The findings were made at a meeting hosted by The Crowd (formerly Green Mondays) and Trucost to discuss the potential of natural capital valuation in the water sector. The event was attended by senior executives from a dozen water companies, trade bodies and expert advisers. To encourage open debate, comments were unattributable.

The event was inspired by Yorkshire Water, which in May became the first UK water company to use natural capital valuation to create an EP&L to help identify and communicate the most important strategic sustainability issues the company faces.

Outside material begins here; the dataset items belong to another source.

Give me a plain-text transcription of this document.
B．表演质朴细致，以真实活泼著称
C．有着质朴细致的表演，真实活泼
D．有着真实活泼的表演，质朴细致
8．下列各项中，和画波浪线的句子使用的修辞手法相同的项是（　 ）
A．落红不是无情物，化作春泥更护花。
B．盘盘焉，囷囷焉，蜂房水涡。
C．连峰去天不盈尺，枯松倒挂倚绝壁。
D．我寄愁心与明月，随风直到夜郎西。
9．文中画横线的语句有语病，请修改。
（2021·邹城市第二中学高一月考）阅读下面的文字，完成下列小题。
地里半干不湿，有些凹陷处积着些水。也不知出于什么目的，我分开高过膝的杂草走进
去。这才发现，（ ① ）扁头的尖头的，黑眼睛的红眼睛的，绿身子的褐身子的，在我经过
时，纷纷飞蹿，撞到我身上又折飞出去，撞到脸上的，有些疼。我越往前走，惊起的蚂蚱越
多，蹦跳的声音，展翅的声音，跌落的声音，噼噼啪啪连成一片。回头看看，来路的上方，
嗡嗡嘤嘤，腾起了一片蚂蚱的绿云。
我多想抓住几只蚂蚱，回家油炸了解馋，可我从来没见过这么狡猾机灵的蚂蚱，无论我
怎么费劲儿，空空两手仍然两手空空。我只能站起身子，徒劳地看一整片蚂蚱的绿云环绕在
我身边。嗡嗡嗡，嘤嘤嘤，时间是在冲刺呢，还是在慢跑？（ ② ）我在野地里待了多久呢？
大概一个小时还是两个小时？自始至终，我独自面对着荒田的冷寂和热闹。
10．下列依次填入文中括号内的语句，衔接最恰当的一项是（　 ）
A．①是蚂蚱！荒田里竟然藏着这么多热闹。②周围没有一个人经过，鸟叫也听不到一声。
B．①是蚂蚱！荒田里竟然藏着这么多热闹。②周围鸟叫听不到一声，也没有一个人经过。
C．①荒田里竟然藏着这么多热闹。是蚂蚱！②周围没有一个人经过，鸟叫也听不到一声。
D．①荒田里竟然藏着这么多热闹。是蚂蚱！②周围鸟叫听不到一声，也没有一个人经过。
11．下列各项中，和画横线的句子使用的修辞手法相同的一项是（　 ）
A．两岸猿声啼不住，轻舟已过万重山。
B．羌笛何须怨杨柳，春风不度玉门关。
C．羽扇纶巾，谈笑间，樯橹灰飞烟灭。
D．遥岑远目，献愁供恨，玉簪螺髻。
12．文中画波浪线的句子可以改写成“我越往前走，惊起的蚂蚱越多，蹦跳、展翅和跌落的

Natural capital valuation is a way of putting a monetary value on natural resources such as water, clean air, a stable climate and plentiful land, forests and oceans. At present, our economic system takes these natural resources for granted, yet we all rely on them for our continued prosperity and well-being. By putting a price on natural resources that reflects their real value, we can encourage business and society to use them in a sustainable way.

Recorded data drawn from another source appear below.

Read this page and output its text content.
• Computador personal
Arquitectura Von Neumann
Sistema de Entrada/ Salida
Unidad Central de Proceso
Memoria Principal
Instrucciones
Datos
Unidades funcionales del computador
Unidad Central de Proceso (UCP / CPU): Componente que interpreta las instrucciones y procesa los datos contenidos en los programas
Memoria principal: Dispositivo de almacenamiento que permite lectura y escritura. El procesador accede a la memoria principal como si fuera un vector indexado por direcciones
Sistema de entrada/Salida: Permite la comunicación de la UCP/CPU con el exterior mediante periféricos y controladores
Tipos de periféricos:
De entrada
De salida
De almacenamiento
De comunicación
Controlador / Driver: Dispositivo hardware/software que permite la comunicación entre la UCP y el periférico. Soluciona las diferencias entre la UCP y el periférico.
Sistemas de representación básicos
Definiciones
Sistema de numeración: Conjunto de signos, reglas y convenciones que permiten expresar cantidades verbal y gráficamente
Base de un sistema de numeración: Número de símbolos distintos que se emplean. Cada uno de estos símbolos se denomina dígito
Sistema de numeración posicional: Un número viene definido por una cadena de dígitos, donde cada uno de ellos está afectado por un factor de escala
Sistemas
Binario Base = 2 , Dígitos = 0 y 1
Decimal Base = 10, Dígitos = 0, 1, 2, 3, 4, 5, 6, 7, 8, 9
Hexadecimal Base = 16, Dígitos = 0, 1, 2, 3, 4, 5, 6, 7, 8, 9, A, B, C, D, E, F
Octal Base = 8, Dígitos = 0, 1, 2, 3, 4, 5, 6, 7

Yorkshire Water’s EP&L is a type of natural capital valuation that adds up the costs and benefits of a company’s business activities to the environment – a sort of green financial account. The EP&L showed that water abstraction and greenhouse gas emissions were by far the company’s biggest impacts.

Yorkshire Water used the findings of the EP&L to support plans to invest £10m in a new plant that will cut carbon emissions by generating renewable energy from sewage sludge biogas. The EP&L helped the company secure a further £1m in government funding for the plant which will start to operate on 23 June.

Delegates at the meeting agreed that EP&Ls were a useful strategic business planning tool to identify the main environmental risks and opportunities facing a company. While water companies are already well aware of the broad implications of climate change, population growth, energy and resource price volatility for their businesses, they agreed that being able to put a monetary value on these challenges could help grab the attention of the company board – especially the chief financial officer. Gaining the CFO’s support for sustainability initiative is vital to secure investment.